Suas incoerências e seus dilemas diante da vida não surgiram do nada. Começaram desde seu nascimento. Sábato carregava o peso de ter recebido o nome do irmão que havia morrido três dias antes de ele nascer. Além disso, sua mãe torcia para que fosse uma menina. Tudo isso colaborou muito com seu jeitão taciturno, tristonho, melancólico. A biografia escrita por Carlos Catania revela que alguns dos problemas relacionados a seu pessimismo e sua preocupação com respeito à vida e ao mundo já se manifestavam na adolescência através de insônia, sonambulismo, alucinações, pesadelos.
Por outro lado, não eram ausentes seus momentos alegres e divertidos, especialmente em família.
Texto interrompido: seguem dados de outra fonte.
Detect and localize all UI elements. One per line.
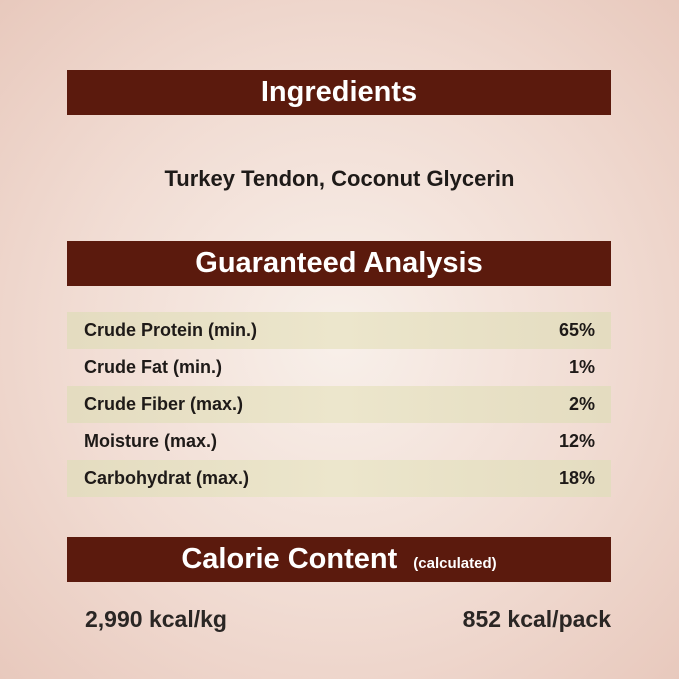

Seus netos o recordam como uma pessoa risonha e brincalhona. Seus vizinhos comentavam muito sua postura tão amável, e o carinho era recíproco. Seu filho Mario lembrou que ele dizia: “Quando morrer, quero que me velem aqui, para que as pessoas do bairro possam me acompanhar nesta viagem final… E quero que me recordem como um vizinho, às vezes carrancudo, mas no fundo um bom tipo… É tudo o que aspiro”. Afinal, foi ali que encontrou a paz. “Meu pai necessitava um lugar tranquilo para escrever. Santos Lugares foi seu lugar no mundo. Ele soube se amigo dos vizinhos”, contou Mario.
Durante uma das homenagens que lhe foram prestadas durante a Feira do Livro, Mario afirmou que essas contradições estavam entre as principais características do pai, destacando que, apesar de ter uma visão profundamente trágica da vida, ele jamais perdeu as esperanças. Isso se evidencia ainda mais na sua profunda vontade de viver. “Ele aceitava a morte, mas dizia que preferiria viver um número razoável de anos, 1000 ou 2000”, revelou Mario. Ernesto Fernández Núñez, secretário-geral da Sociedade Argentina de Escritores (Sade) lembrou que Sábato dizia que “a morte vai ter que vir me buscar pela força pública”. Como veio exatamente é difícil saber, mas o momento chegou. Sábato foi enterrado na tarde do último domingo no Cemitério de Pilar, nos arrabaldes de Buenos Aires.